Cardtronics PLC has announced financial and operational results for the quarter ended March 31. Among the quarter's year-over-year financial highlights:

  • Total revenues of $318.3 million, down 5% from $336.2 million (down 2% on a constant currency basis), primarily due to decreases in Link interchange rates in the United Kingdom.
  • ATM operating revenues of $302.6 million, down 5% from $319.7 million (down 2% in constant currency), primarily due to decreases in Link interchange rates in the U.K.
  • GAAP net income of $4.3 million, or 9 cents per diluted share, compared with GAAP net loss of $2.8 million, or a loss of 6 cents per diluted share.
  • Adjusted EBITDA of $61 million, down 11% from $68.7 million, primarily driven by decreases in Link interchange and a nonrecurring property tax benefit in 2018.
  • Adjusted net income per diluted share of 35 cents compared with 46 cents in 2018.
  • Agreements executed to brand more than 1,000 ATMs in the U.S.
  • Launched Allpoint Plus deposit network in the U.S., targeting nearly 1,000 deployments by the end of 2019.
  • Announced cardless cash access at ATMs in the U.S. with approximately 11,000 ATMs currently enabled.
  • Announced $50 million opportunistic share repurchase authorization.
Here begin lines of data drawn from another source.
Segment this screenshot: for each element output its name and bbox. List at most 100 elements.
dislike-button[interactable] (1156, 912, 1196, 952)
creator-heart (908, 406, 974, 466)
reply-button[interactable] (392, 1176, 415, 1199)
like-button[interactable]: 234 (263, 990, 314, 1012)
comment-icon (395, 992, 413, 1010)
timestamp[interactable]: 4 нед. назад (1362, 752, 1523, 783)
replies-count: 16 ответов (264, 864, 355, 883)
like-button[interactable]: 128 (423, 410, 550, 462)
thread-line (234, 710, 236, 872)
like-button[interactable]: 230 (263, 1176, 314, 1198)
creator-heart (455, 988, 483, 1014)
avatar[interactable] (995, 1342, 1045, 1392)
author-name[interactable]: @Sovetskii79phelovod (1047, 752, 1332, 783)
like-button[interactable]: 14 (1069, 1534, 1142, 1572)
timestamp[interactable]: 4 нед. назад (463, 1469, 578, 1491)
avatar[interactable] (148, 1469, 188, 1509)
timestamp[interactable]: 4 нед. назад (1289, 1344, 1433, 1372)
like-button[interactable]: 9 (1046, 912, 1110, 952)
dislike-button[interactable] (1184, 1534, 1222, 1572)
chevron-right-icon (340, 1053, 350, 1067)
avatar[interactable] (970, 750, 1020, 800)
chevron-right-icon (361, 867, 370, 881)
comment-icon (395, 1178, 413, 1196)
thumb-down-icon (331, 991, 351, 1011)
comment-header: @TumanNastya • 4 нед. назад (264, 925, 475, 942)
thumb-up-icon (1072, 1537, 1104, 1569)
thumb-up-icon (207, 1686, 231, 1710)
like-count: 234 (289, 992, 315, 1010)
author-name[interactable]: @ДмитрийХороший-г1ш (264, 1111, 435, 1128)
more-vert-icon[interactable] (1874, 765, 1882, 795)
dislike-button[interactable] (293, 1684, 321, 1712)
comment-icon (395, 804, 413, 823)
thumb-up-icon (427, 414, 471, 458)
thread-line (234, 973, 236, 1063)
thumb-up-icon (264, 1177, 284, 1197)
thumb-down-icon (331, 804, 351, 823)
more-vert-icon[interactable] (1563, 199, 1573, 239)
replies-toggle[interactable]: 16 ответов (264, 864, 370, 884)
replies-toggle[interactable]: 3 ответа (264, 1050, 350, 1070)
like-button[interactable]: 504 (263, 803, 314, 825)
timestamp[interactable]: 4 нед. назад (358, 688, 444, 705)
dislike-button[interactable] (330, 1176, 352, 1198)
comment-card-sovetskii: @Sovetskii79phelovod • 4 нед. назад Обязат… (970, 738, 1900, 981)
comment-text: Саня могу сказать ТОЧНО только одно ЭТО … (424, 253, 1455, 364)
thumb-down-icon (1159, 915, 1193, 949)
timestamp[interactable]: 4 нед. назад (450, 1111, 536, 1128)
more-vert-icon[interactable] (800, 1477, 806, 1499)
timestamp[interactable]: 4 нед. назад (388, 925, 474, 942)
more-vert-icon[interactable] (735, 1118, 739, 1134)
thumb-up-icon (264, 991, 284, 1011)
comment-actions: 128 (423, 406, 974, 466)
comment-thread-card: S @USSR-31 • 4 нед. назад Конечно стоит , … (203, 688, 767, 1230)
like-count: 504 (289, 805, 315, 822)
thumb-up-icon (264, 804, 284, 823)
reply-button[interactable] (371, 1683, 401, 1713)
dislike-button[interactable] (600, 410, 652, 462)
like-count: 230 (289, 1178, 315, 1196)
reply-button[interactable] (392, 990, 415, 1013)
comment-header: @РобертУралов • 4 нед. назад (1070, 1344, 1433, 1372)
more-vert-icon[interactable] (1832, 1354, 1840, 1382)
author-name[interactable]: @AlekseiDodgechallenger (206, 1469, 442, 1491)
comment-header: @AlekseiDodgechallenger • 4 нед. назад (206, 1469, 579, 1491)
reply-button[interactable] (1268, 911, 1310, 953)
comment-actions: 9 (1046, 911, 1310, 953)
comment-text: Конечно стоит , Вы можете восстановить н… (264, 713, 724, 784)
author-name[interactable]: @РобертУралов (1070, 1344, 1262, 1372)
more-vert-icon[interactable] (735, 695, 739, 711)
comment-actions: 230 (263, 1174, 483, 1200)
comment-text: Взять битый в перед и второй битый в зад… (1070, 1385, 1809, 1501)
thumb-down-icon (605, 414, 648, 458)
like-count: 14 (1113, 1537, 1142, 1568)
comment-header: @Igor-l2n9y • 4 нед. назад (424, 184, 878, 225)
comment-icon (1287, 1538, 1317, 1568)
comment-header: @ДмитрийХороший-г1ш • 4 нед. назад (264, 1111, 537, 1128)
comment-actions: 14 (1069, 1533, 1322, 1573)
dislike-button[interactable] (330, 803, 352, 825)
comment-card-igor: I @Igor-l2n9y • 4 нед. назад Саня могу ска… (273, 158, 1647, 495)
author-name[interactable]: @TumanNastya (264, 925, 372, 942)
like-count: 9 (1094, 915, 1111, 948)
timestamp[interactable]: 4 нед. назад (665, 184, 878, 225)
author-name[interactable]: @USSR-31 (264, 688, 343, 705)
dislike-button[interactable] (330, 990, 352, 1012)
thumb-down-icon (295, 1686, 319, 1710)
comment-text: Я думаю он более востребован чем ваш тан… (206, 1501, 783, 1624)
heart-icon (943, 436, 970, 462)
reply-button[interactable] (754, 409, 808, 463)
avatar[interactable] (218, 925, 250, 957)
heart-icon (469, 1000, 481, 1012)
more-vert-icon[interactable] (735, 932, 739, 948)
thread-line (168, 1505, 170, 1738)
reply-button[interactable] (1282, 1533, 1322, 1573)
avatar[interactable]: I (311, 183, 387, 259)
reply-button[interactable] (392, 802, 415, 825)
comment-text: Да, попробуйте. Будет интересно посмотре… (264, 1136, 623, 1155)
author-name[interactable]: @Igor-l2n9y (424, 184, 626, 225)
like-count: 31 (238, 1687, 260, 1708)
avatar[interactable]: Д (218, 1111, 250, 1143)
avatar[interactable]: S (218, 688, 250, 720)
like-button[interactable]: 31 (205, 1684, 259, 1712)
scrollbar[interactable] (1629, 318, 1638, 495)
“The first quarter results were a solid start to 2019, as we experienced better than expected surcharge-free transactions in our largest markets," Cardtronics CEO Edward H. West said in a press release. "The transaction levels, coupled with strong operational execution by the team, resulted in a significant increase in adjusted free cash flows. Our Allpoint and bank-branding surcharge-free solutions in the United States continue to advance as banks, consumers, and retailers value the convenience, reliability, and security of our network of retailer-based ATMs."

Cardtronics also increased its outlook for 2019:

  • Revenues of $1.32 billion–$1.36 billion.
  • GAAP net income of $32 million–$34 million.
  • Adjusted EBITDA of $290 million–$300 million.
  •  Adjusted net income of $94 million–$100 million.
  • Adjusted net income of $2.01–$2.12 per share.